The global epidemic of childhood obesity is a modern health concern. Research discussed above suggests that childhood obesity is multi-faceted and has numerous and complex variables. One research paper highlighted that some people are possibly just predisposed to be overweight (Hinney, 2010), but with such a rapid increase in those affected by childhood obesity, the lifestyle choices and environmental factors are the more relevant contributors to the problem. People living in a modern day ‘obesogenic’ environment that nurtures weight gain is a considerable problem. Eating too much food, more time spent on sedentary activities, and a lack of health benefitting physical activities like sport, all invariably lead to weight gain. With more unique research proposals on the causes of childhood obesity being related to  socio-economic status, it could be argued that this problem is more than just genetic or diet related.

''At the moment we have a situation where we are sleepwalking into a condition that is killing between 5000 - 6000 people in Ireland every year'' (O'Shea, 2012).
Along with the stigma of carrying excess bodyweight, the health implications of being obese are paramount. In Ireland, 25% of three-year-olds are either overweight or obese. ''The younger you put it on, the bigger you can go'' (O'Shea, 2012).
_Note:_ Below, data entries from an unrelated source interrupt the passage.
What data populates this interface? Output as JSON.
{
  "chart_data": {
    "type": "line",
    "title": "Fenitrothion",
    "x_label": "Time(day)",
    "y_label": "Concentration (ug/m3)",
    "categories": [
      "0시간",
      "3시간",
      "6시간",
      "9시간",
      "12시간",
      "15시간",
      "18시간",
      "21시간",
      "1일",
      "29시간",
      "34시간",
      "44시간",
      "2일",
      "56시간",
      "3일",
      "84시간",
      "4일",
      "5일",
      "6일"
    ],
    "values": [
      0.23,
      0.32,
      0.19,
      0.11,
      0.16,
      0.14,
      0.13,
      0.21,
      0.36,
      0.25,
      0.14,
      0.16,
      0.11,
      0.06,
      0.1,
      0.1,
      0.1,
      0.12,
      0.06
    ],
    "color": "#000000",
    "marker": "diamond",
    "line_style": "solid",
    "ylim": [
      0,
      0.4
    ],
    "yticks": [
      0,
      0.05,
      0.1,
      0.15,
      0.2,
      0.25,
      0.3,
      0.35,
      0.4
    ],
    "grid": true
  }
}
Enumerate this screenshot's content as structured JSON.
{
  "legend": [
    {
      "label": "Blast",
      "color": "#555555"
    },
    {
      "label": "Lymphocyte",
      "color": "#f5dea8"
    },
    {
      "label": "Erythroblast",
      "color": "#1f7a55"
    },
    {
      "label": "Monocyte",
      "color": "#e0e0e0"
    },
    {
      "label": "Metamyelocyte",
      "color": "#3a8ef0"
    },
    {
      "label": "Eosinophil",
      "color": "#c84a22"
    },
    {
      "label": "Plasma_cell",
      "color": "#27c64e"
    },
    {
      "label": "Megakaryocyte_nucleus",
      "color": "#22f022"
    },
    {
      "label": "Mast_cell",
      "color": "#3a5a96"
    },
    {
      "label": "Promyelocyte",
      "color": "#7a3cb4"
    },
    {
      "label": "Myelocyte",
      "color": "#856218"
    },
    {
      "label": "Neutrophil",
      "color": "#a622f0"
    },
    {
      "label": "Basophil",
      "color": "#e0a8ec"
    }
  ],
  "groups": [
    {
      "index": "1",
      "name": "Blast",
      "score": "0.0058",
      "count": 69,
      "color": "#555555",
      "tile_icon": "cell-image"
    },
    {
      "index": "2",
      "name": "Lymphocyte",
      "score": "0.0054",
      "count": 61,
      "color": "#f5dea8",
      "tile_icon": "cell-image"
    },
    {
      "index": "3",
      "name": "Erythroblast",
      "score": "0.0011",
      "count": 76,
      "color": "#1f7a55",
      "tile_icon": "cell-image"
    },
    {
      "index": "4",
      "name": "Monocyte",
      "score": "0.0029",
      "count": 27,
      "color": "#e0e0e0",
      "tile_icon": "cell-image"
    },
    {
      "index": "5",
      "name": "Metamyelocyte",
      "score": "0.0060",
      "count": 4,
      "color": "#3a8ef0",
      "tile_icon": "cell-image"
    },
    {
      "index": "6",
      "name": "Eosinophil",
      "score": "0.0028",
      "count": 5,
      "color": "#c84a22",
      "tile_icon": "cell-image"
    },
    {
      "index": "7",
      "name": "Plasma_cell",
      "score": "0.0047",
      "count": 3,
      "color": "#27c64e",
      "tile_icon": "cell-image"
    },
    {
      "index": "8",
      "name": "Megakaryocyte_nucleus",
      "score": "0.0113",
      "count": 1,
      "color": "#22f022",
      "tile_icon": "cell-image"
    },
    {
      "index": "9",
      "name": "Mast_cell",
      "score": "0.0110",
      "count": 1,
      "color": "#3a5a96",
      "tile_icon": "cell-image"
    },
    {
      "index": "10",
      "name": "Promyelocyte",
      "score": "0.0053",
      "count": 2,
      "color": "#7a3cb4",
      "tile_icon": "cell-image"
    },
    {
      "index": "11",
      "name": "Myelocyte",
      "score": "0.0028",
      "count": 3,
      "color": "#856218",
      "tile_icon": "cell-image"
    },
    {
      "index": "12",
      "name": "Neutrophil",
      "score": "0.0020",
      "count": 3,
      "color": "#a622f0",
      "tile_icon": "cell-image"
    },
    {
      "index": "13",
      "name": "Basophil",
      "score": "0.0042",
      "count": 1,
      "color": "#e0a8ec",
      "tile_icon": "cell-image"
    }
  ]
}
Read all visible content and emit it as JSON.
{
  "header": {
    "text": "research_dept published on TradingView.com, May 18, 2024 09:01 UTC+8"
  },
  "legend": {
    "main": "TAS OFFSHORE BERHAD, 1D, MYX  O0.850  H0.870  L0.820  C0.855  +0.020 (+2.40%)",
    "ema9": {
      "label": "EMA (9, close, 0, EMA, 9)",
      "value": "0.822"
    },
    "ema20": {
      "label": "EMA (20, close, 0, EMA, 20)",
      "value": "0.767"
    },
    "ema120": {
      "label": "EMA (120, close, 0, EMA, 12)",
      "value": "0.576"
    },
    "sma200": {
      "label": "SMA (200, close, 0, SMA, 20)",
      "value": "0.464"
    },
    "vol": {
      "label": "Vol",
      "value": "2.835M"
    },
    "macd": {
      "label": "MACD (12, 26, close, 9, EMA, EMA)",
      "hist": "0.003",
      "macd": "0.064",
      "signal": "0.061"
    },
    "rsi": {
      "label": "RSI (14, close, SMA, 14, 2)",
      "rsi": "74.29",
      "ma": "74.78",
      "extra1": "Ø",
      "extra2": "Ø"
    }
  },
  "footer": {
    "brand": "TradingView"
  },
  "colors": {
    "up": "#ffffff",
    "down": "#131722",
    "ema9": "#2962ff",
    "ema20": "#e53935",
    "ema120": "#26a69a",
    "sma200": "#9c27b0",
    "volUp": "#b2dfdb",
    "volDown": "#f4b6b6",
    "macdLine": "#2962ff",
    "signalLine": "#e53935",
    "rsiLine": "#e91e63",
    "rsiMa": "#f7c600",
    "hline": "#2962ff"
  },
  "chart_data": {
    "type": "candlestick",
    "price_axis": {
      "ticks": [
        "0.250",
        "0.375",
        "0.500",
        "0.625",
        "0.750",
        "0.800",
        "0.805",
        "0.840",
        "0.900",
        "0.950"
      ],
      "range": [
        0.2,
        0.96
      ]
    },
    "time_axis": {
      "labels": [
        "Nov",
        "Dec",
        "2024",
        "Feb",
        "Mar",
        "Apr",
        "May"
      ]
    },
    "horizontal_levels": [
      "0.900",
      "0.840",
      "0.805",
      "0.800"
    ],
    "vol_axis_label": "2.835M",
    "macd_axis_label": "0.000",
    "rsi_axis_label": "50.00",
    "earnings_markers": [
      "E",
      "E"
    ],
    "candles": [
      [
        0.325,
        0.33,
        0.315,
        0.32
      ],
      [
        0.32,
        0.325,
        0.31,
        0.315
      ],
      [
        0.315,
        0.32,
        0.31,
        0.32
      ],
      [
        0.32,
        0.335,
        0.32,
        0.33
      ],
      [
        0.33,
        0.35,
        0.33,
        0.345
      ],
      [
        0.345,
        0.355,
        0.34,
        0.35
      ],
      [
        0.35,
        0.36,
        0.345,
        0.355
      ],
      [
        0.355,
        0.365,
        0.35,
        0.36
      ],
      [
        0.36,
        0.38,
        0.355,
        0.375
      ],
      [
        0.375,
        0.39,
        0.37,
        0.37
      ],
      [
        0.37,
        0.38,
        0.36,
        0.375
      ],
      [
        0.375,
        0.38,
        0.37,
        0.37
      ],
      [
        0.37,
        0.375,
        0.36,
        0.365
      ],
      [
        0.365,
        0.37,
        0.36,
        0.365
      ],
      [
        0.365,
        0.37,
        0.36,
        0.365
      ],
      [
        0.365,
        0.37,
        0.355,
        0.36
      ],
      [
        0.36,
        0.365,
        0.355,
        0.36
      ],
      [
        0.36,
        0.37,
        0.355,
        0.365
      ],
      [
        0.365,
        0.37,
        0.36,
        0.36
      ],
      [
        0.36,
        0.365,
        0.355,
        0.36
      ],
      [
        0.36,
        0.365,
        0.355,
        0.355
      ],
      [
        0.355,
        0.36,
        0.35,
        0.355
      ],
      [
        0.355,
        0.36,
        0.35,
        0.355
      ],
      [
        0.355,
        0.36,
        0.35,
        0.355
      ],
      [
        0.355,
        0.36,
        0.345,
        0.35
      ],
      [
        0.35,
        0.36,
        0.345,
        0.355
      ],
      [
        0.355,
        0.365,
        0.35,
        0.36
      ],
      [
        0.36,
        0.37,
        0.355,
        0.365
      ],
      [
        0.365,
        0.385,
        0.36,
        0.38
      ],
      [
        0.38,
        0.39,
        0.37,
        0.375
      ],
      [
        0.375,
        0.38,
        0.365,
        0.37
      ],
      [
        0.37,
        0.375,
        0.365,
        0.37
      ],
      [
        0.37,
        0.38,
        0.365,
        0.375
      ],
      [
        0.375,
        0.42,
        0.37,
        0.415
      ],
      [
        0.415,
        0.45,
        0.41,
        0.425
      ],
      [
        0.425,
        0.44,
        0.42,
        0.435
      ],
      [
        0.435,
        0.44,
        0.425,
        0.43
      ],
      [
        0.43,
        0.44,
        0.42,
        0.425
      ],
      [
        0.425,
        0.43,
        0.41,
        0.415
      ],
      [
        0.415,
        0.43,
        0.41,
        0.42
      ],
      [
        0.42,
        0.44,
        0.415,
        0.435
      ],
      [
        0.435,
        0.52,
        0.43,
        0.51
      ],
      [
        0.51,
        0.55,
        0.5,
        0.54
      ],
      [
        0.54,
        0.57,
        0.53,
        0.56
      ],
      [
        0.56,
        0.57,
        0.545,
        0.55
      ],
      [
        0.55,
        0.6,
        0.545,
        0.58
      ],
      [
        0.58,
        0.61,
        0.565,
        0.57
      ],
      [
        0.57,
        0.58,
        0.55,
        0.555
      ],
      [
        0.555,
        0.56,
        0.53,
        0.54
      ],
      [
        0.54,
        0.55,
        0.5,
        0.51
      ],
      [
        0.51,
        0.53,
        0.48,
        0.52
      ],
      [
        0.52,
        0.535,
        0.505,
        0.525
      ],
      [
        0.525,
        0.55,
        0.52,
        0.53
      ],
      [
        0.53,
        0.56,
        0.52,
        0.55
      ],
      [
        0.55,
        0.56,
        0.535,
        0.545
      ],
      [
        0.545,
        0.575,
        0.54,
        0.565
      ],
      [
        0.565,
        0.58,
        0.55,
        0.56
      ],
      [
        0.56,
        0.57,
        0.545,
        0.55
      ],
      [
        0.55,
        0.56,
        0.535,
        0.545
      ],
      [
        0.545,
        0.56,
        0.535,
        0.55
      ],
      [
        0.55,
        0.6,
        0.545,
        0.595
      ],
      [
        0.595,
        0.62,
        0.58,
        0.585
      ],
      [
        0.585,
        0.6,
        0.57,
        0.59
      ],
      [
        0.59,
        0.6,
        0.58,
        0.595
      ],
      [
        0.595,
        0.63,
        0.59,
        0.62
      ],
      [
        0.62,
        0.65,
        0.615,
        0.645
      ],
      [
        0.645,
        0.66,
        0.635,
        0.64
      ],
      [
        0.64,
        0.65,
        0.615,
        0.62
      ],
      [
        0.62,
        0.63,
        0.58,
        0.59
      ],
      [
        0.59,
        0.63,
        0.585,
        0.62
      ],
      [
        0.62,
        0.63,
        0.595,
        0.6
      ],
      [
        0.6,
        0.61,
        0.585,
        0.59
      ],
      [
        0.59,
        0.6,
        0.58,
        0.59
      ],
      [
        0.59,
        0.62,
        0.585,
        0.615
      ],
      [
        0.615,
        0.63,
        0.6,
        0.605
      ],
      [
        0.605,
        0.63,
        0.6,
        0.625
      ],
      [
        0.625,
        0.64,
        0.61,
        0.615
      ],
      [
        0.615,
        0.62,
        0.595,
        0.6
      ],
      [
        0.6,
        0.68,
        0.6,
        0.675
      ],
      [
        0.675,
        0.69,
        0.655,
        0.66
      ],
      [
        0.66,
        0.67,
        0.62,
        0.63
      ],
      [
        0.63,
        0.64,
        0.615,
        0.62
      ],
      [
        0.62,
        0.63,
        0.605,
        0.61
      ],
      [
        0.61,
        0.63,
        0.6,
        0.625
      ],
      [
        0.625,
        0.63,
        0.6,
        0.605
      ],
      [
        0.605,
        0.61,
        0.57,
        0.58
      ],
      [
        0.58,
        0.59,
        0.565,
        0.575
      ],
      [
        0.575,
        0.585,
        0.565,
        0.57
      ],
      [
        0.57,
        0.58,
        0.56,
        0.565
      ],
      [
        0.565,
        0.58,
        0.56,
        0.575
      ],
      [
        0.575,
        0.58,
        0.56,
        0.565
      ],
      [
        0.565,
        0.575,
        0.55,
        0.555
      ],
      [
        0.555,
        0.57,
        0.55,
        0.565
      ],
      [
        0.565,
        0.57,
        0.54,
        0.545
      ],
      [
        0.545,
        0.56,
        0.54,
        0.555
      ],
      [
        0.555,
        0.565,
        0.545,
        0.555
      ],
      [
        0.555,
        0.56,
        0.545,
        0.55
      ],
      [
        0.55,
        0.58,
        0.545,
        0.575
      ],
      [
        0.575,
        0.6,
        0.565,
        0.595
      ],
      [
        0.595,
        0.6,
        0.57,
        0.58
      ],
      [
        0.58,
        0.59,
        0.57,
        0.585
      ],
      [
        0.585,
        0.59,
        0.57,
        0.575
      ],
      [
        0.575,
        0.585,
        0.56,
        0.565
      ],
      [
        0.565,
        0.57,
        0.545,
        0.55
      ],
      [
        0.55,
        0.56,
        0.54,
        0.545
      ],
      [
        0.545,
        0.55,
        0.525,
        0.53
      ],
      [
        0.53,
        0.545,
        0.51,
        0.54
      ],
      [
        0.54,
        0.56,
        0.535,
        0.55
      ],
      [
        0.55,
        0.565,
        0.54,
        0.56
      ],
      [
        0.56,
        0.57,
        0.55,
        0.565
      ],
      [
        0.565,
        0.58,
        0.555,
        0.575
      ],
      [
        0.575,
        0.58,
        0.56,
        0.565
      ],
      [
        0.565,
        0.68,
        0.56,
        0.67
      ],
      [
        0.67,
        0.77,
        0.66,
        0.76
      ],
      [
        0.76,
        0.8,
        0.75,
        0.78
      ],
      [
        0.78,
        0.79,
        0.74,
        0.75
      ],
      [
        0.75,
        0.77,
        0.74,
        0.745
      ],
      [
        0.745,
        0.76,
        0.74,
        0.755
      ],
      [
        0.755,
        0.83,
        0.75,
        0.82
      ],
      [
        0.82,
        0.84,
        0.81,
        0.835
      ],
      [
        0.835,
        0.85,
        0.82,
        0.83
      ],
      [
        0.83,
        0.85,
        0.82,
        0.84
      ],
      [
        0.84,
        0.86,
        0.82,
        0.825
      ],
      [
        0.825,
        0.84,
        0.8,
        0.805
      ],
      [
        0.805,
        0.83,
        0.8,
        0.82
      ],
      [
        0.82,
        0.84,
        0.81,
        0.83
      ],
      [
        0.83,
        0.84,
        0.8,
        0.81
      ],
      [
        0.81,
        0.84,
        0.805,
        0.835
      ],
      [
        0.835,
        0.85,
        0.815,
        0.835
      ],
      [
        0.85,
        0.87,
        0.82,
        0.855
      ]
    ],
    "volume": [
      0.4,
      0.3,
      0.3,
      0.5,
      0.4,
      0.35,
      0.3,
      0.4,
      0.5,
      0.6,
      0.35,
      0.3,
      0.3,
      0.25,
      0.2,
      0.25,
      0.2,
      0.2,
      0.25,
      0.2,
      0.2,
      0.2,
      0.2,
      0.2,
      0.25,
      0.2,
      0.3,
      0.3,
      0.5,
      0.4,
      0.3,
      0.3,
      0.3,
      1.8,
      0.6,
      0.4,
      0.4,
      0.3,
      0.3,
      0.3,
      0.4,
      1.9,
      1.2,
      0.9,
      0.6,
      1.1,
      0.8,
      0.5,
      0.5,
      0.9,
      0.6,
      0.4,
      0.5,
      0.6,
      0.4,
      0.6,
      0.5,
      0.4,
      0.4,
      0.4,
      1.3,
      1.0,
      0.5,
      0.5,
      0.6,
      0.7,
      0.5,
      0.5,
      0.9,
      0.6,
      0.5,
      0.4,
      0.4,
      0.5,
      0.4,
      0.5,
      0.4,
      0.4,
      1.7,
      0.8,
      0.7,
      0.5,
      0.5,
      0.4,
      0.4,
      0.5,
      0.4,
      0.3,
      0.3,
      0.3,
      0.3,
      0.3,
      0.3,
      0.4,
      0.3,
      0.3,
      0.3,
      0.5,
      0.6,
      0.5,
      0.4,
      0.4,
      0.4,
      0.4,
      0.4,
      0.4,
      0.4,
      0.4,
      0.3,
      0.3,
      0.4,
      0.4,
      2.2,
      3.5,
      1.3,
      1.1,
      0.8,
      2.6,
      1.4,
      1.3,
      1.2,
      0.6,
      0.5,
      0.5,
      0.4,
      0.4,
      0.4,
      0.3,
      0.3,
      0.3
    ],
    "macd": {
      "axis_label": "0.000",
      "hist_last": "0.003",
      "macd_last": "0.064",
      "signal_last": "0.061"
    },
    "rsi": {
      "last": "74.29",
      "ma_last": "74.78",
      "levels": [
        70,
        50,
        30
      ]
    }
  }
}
Children should not have to start out life already one step behind in terms of their health.

There are however ways of combatting these problems. By limiting the exposure of certain food advertising (Udell & Mehta, 2008), changing children’s behaviours and cognitions towards their current lifestyle (Stewart, 2008), increasing their time spent with physical activity (WHO, 2011), some simple diet changes (Carter, 2002), and nutritional education from  their primary caregivers (Anzman, 2010), the children and young adults affected by this current epidemic can start to look at its causes as possibly preventable and start to lose weight while adding longevity to their futures.

''We're dealing with the kids of 30 years ago, and we're dreading the kids of today in 30 years'' (O'Shea, 2012).